Experts say that men who have sex with men are also more likely to be proactive with their sexual health and get tested for HIV, which could mean that they are overrepresented in the statistics of those who are infected compared to other groups.

According to data from UNAIDS, just 18 percent of new HIV infections in the Middle East and North Africa are in men who have sex with men. The largest proportion was clients of sex workers, at 41 percent, followed by intravenous drug users, who may get HIV from sharing needles, at 28 percent.

Those who are infected often wait until it’s too late to seek medical attention because they are afraid of how they will be viewed by others. “Because of the stigma, people aren’t coming forward for diagnosis,” says Madani.

That means when people do eventually seek medical help, the disease may already be quite advanced. Treatment is more effective if it is delivered early after an infection.

The Marsa sexual health center, in Beirut, screens for HIV and other sexually transmitted diseases and provides care and counseling services for HIV-positive people. Sara Abou Zaki, a project manager at the clinic, says most of the beneficiaries of the HIV services are under the age of 30, well educated and from the Beirut area.

She worries that poorer and less educated people in Lebanon may have additional difficulty accessing services.

“We will usually waive the fee if you can’t afford it so finances shouldn’t be a problem,” she says. But she is concerned that the underprivileged and those living outside of Beirut may not be aware of the services, or have access to them.  “We need more clinics in the rest of the country,” she adds.

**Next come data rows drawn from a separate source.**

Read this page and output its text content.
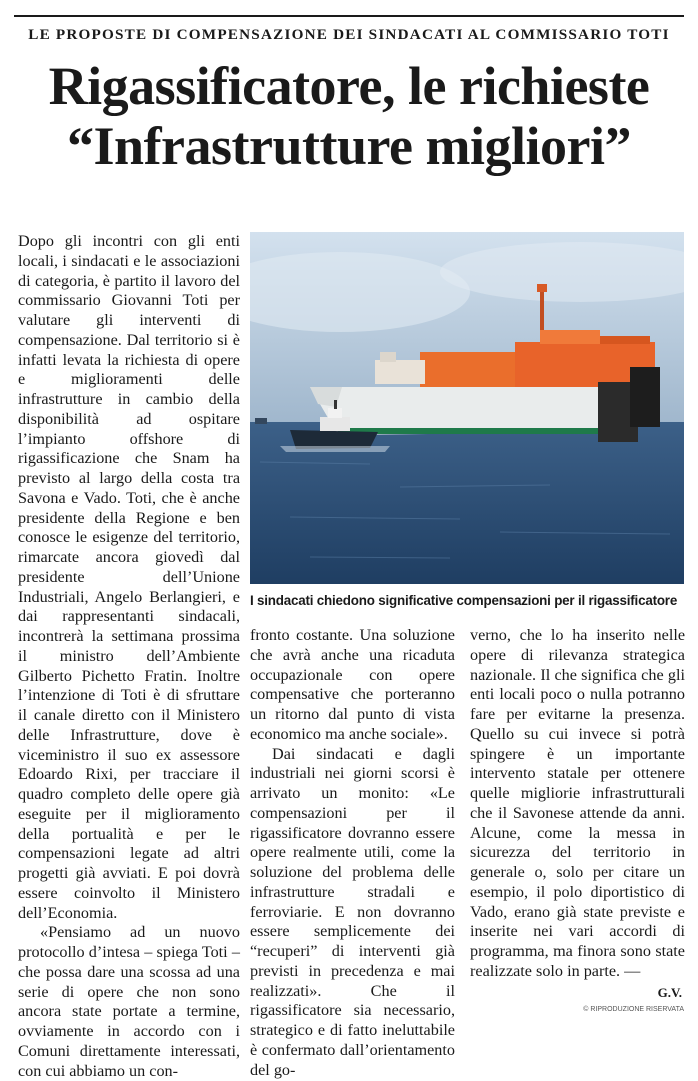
LE PROPOSTE DI COMPENSAZIONE DEI SINDACATI AL COMMISSARIO TOTI
Rigassificatore, le richieste
“Infrastrutture migliori”

Dopo gli incontri con gli enti locali, i sindacati e le associazioni di categoria, è partito il lavoro del commissario Giovanni Toti per valutare gli interventi di compensazione. Dal territorio si è infatti levata la richiesta di opere e miglioramenti delle infrastrutture in cambio della disponibilità ad ospitare l’impianto offshore di rigassificazione che Snam ha previsto al largo della costa tra Savona e Vado. Toti, che è anche presidente della Regione e ben conosce le esigenze del territorio, rimarcate ancora giovedì dal presidente dell’Unione Industriali, Angelo Berlangieri, e dai rappresentanti sindacali, incontrerà la settimana prossima il ministro dell’Ambiente Gilberto Pichetto Fratin. Inoltre l’intenzione di Toti è di sfruttare il canale diretto con il Ministero delle Infrastrutture, dove è viceministro il suo ex assessore Edoardo Rixi, per tracciare il quadro completo delle opere già eseguite per il miglioramento della portualità e per le compensazioni legate ad altri progetti già avviati. E poi dovrà essere coinvolto il Ministero dell’Economia.

«Pensiamo ad un nuovo protocollo d’intesa – spiega Toti – che possa dare una scossa ad una serie di opere che non sono ancora state portate a termine, ovviamente in accordo con i Comuni direttamente interessati, con cui abbiamo un con-

I sindacati chiedono significative compensazioni per il rigassificatore

fronto costante. Una soluzione che avrà anche una ricaduta occupazionale con opere compensative che porteranno un ritorno dal punto di vista economico ma anche sociale».

Dai sindacati e dagli industriali nei giorni scorsi è arrivato un monito: «Le compensazioni per il rigassificatore dovranno essere opere realmente utili, come la soluzione del problema delle infrastrutture stradali e ferroviarie. E non dovranno essere semplicemente dei “recuperi” di interventi già previsti in precedenza e mai realizzati». Che il rigassificatore sia necessario, strategico e di fatto ineluttabile è confermato dall’orientamento del go-

verno, che lo ha inserito nelle opere di rilevanza strategica nazionale. Il che significa che gli enti locali poco o nulla potranno fare per evitarne la presenza. Quello su cui invece si potrà spingere è un importante intervento statale per ottenere quelle migliorie infrastrutturali che il Savonese attende da anni. Alcune, come la messa in sicurezza del territorio in generale o, solo per citare un esempio, il polo diportistico di Vado, erano già state previste e inserite nei vari accordi di programma, ma finora sono state realizzate solo in parte. —

G.V.
© RIPRODUZIONE RISERVATA
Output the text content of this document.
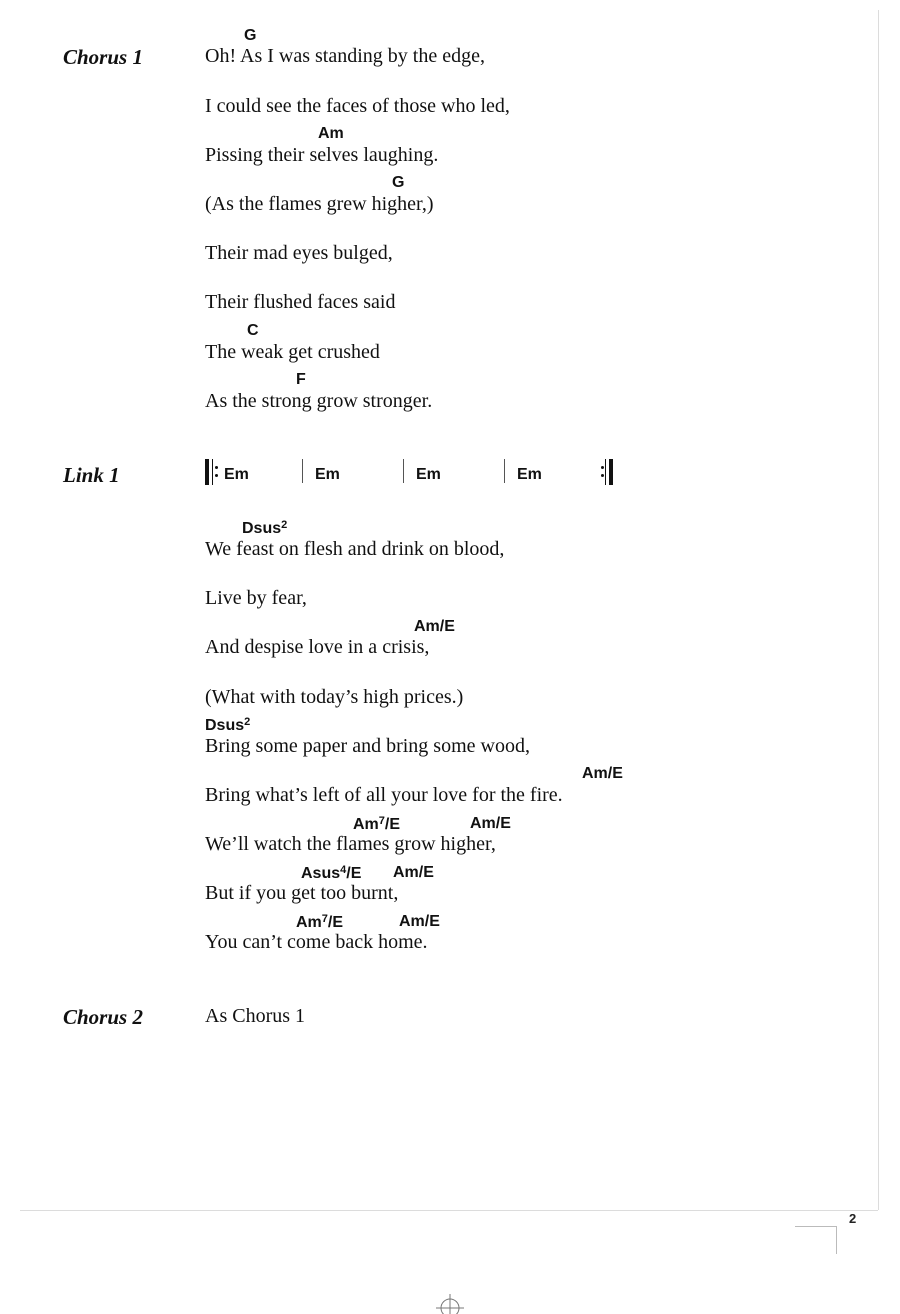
2
Chorus 1
Link 1
Chorus 2
G
Oh! As I was standing by the edge,
I could see the faces of those who led,
Am
Pissing their selves laughing.
G
(As the flames grew higher,)
Their mad eyes bulged,
Their flushed faces said
C
The weak get crushed
F
As the strong grow stronger.
Em	Em	Em	Em
Dsus$^2$
We feast on flesh and drink on blood,
Live by fear,
Am/E
And despise love in a crisis,
(What with today’s high prices.)
Dsus$^2$
Bring some paper and bring some wood,
Am/E
Bring what’s left of all your love for the fire.
Am$^7$/E	Am/E
We’ll watch the flames grow higher,
Asus$^4$/E Am/E
But if you get too burnt,
Am$^7$/E	Am/E
You can’t come back home.
As Chorus 1
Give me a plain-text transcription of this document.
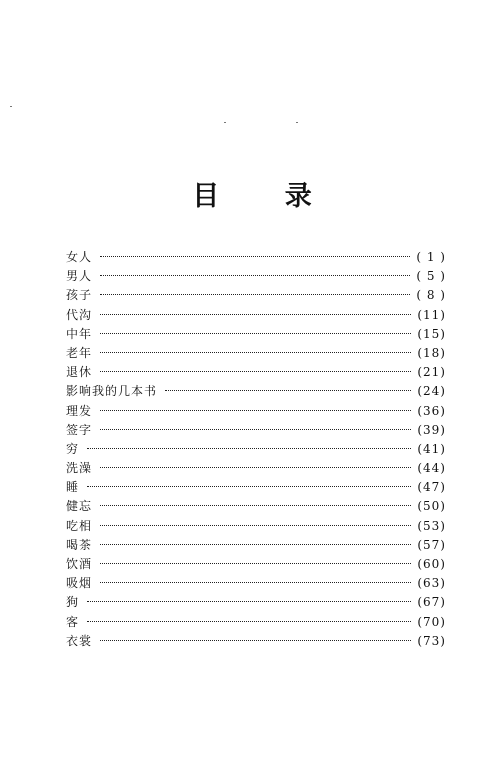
目 录
女人	( 1 )
男人	( 5 )
孩子	( 8 )
代沟	(11)
中年	(15)
老年	(18)
退休	(21)
影响我的几本书	(24)
理发	(36)
签字	(39)
穷	(41)
洗澡	(44)
睡	(47)
健忘	(50)
吃相	(53)
喝茶	(57)
饮酒	(60)
吸烟	(63)
狗	(67)
客	(70)
衣裳	(73)
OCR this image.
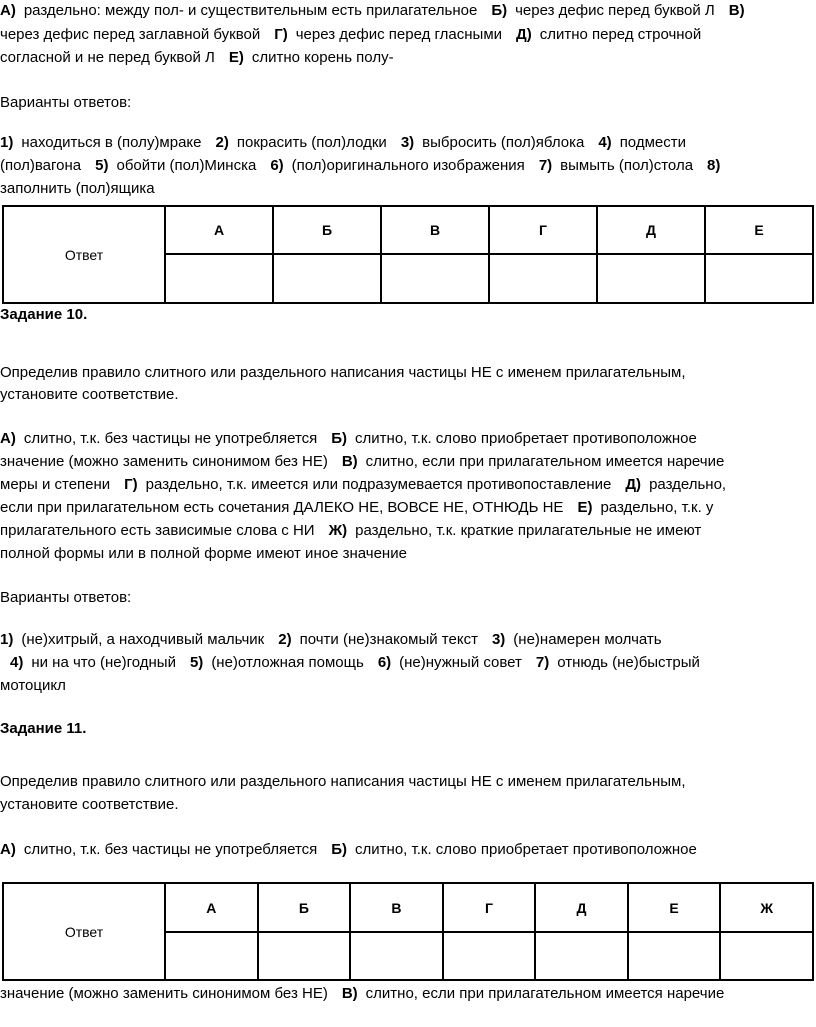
А) раздельно: между пол- и существительным есть прилагательное Б) через дефис перед буквой Л В)
через дефис перед заглавной буквой Г) через дефис перед гласными Д) слитно перед строчной
согласной и не перед буквой Л Е) слитно корень полу-
Варианты ответов:
1) находиться в (полу)мраке 2) покрасить (пол)лодки 3) выбросить (пол)яблока 4) подмести
(пол)вагона 5) обойти (пол)Минска 6) (пол)оригинального изображения 7) вымыть (пол)стола 8)
заполнить (пол)ящика
Ответ	А	Б	В	Г	Д	Е

Задание 10.
Определив правило слитного или раздельного написания частицы НЕ с именем прилагательным,
установите соответствие.
А) слитно, т.к. без частицы не употребляется Б) слитно, т.к. слово приобретает противоположное
значение (можно заменить синонимом без НЕ) В) слитно, если при прилагательном имеется наречие
меры и степени Г) раздельно, т.к. имеется или подразумевается противопоставление Д) раздельно,
если при прилагательном есть сочетания ДАЛЕКО НЕ, ВОВСЕ НЕ, ОТНЮДЬ НЕ Е) раздельно, т.к. у
прилагательного есть зависимые слова с НИ Ж) раздельно, т.к. краткие прилагательные не имеют
полной формы или в полной форме имеют иное значение
Варианты ответов:
1) (не)хитрый, а находчивый мальчик 2) почти (не)знакомый текст 3) (не)намерен молчать
4) ни на что (не)годный 5) (не)отложная помощь 6) (не)нужный совет 7) отнюдь (не)быстрый
мотоцикл
Задание 11.
Определив правило слитного или раздельного написания частицы НЕ с именем прилагательным,
установите соответствие.
А) слитно, т.к. без частицы не употребляется Б) слитно, т.к. слово приобретает противоположное
Ответ	А	Б	В	Г	Д	Е	Ж

значение (можно заменить синонимом без НЕ) В) слитно, если при прилагательном имеется наречие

She says anonymity is crucial in encouraging people to seek services. “No one shares their name at any point here. People are given a file number instead.”

The stigma coupled with high HIV infection rates in the region could create a widespread problem, warns Madani. “This is a virus that affects the young more than the old. If we don’t counter this now then we could have a huge epidemic in 10 years.”

The prognosis for infected patients has improved greatly since the virus first emerged in the 1980s. With proper treatment and without complications, HIV-infected patients can have a life expectancy similar to the general population. This makes the growing number of deaths from the disease in the region especially hard for physicians and researchers to accept.

“When there are viable treatments and prevention methods like we have with HIV, even one death or case is one too many,” says Madani.